Narrowsburg municipal art
The new sign outside Narrowsburg, that replaced the simple, elegant, restrained and dignified billboard that stood there for years, is a design abomination, similar in its ugliness and brash commercialism to a computer popup that blocks the screen in front of something you are looking at. A wonderful final exam for members of the Narrowsburg Design Committee would be a cross-reference of its members with the “designers” of the town billboard. Anyone involved should be sent home, a la American Idol, and be proscribed from further influence on our town’s appearance in any manner. Its obvious ugliness and thinly and coyly misleading directions, directing motorists to Main Street, may have been overlooked in the enthusiasm surrounding many of the erstwhile “public improvements” hereabouts. The arrival of grant monies for downtown invariably closely resembles “Jubilee,” when the fish ground themselves with jubilant abandon and are scooped up into any available receptacle. When the remainder of us not fortunate enough to be present on the beach that day are presented with the bill for the matching half by the State of New York, or other granting agency, I am sure the enthusiastic supporters of improvement will not be in attendance.

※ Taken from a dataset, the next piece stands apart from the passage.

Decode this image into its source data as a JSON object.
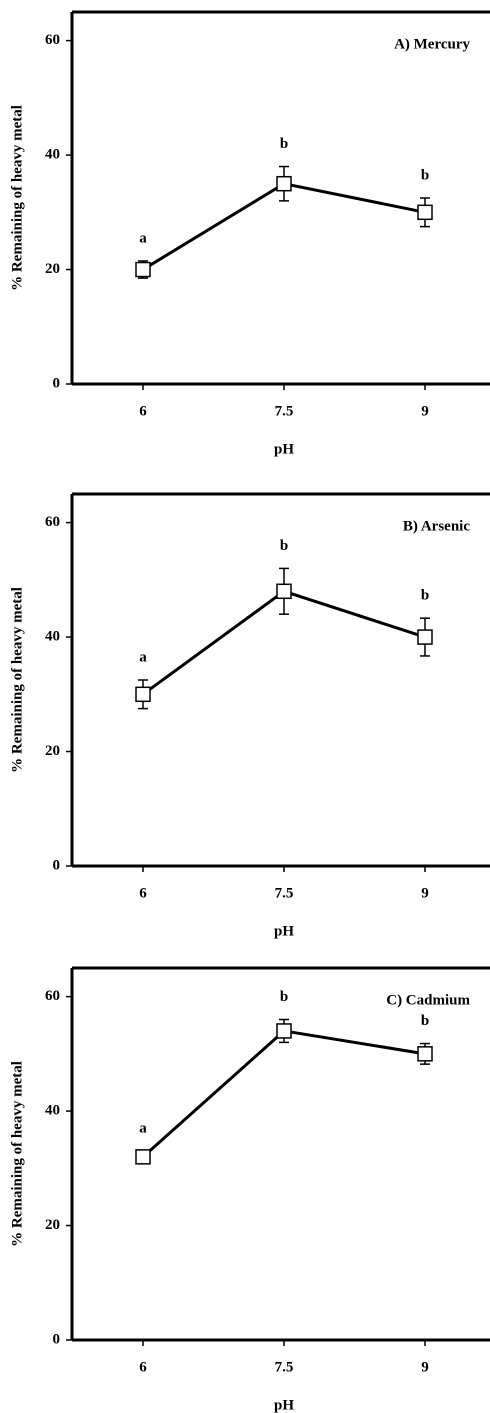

I ran a successful sign studio since 1968. I received awards from the U.S. Congress and New York State Assembly, as well as the Kansas Governor’s Award for Downtown Revitalization twice. I did the “Tusten Highway Department” sign over the town garage for free 10 years ago because I tired of having to look at the old peeling one that was there. I won three towns their Gerry Foundation Sullivan First monies with signs I did for them, as well as The Narrowsburg Inn.
If I may make a suggestion, don’t paint any sign a color that does not exist in the outdoors in April, at this location 12764, until you do research. Three-inch letters are only readable from eight feet away. Put the name in small letters and what the store is in big letters, and leave off the rest of the menu, as there will not be time to read it anyway. (And nobody is “into” what design or color you like, because your hair is blue and you have a stud in your eye-brow.) A business sign has a job to do first, and to look pretty and architecturally correct second. A public sign is a monument, and should look like one. We all have to look at it each day. Use Roman letters; they have dignity and history. One of the less ornate display typefaces, such as Tuscan, are legible, decorative and appropriate to a Victorian town. Look at old pictures.
The old-timers knew how to do a sign.
[Greg Wood, of Luxton Lake, NY manufactured and restored stained and leaded glass windows and made signs for churches in and around New York City for 35 years.]